Faysville is a former census-designated place (CDP) in Hidalgo County, Texas. It was annexed into the city of Edinburg in 2015. The population was 439 at the 2010 United States census. It is part of the McAllen-Edinburg-Mission Metropolitan Statistical Area.

==Geography==
Faysville is located at (26.408564, -98.137947).

According to the United States Census Bureau, the CDP has a total area of 0.9 sqmi, all land.

==Demographics==

Faysville first appeared as a census designated place in the 2000 U.S. census.
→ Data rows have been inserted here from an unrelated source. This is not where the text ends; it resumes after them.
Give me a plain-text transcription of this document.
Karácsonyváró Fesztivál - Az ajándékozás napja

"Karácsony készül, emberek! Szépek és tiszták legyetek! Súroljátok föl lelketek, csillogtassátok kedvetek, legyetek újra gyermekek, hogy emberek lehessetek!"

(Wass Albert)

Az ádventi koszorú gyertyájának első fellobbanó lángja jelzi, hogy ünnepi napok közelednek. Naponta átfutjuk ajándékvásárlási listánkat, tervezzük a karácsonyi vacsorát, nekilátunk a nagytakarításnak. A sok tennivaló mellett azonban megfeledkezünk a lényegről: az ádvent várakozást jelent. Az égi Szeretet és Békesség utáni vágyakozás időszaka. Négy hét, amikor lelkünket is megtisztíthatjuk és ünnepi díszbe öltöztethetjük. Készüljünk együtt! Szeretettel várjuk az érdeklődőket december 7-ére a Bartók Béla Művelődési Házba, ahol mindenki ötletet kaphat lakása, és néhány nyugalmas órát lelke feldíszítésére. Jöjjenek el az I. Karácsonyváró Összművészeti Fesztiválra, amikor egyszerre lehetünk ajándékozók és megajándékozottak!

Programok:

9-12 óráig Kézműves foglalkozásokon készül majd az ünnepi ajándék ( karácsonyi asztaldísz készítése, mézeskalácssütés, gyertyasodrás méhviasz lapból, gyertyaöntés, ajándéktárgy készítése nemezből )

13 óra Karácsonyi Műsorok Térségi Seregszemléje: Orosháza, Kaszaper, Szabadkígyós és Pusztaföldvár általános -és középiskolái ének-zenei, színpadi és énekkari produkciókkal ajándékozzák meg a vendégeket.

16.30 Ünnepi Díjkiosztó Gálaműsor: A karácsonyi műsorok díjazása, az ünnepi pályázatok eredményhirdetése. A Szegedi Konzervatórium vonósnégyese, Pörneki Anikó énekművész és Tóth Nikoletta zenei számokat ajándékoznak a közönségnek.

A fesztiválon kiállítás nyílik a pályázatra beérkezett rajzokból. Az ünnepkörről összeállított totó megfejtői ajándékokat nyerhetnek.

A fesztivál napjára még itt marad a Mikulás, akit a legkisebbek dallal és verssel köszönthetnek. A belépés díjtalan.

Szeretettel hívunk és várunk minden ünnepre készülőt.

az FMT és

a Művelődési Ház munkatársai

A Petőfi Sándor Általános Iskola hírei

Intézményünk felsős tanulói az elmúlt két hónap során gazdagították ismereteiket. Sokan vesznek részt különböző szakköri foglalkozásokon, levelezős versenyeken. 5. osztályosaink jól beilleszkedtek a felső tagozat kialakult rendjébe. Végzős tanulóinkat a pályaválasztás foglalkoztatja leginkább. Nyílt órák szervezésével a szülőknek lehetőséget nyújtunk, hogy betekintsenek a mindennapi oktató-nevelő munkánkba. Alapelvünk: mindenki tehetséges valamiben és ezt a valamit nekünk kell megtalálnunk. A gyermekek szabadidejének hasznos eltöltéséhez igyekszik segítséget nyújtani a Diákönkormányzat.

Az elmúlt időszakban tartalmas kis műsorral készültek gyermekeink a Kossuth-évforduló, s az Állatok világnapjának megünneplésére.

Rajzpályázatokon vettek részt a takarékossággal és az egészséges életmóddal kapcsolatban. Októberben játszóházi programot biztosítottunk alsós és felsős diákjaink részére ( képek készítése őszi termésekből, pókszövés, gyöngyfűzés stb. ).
It was absorbed by the city of Edinburg prior to the 2020 U.S. census.

Historical population
| Census | Pop. | Note | %± |
| 2000 | 348 |  | — |
| 2010 | 439 |  | 26.1% |
U.S. Decennial Census 1850–1900 1910 1920 1930 1940 1950 1960 1970 1980 1990 2000 2010

===2010 census===

Faysville CDP, Texas – Racial and ethnic composition Note: the US Census treats Hispanic/Latino as an ethnic category. This table excludes Latinos from the racial categories and assigns them to a separate category. Hispanics/Latinos may be of any race.
| Race / Ethnicity (NH = Non-Hispanic) | Pop 2000 | Pop 2010 | % 2000 | % 2010 |
|---|---|---|---|---|
| White alone (NH) | 3 | 6 | 0.86% | 1.37% |
| Black or African American alone (NH) | 0 | 0 | 0.00% | 0.00% |
| Native American or Alaska Native alone (NH) | 0 | 0 | 0.00% | 0.00% |
| Asian alone (NH) | 0 | 0 | 0.00% | 0.00% |
| Pacific Islander alone (NH) | 0 | 0 | 0.00% | 0.00% |
| Some Other Race alone (NH) | 0 | 0 | 0.00% | 0.00% |
| Mixed Race or Multi-Racial (NH) | 0 | 0 | 0.00% | 0.00% |
| Hispanic or Latino (any race) | 345 | 433 | 99.14% | 98.63% |
| Total | 348 | 439 | 100.00% | 100.00% |

===2000 census===
As of the census of 2000, there were 348 people, 95 households, and 81 families residing in the CDP. The population density was 373.2 PD/sqmi. There were 108 housing units at an average density of 115.8 /sqmi. The racial makeup of the CDP was 63.22% White, 35.63% from other races, and 1.15% from two or more races. Hispanic or Latino of any race were 99.14% of the population.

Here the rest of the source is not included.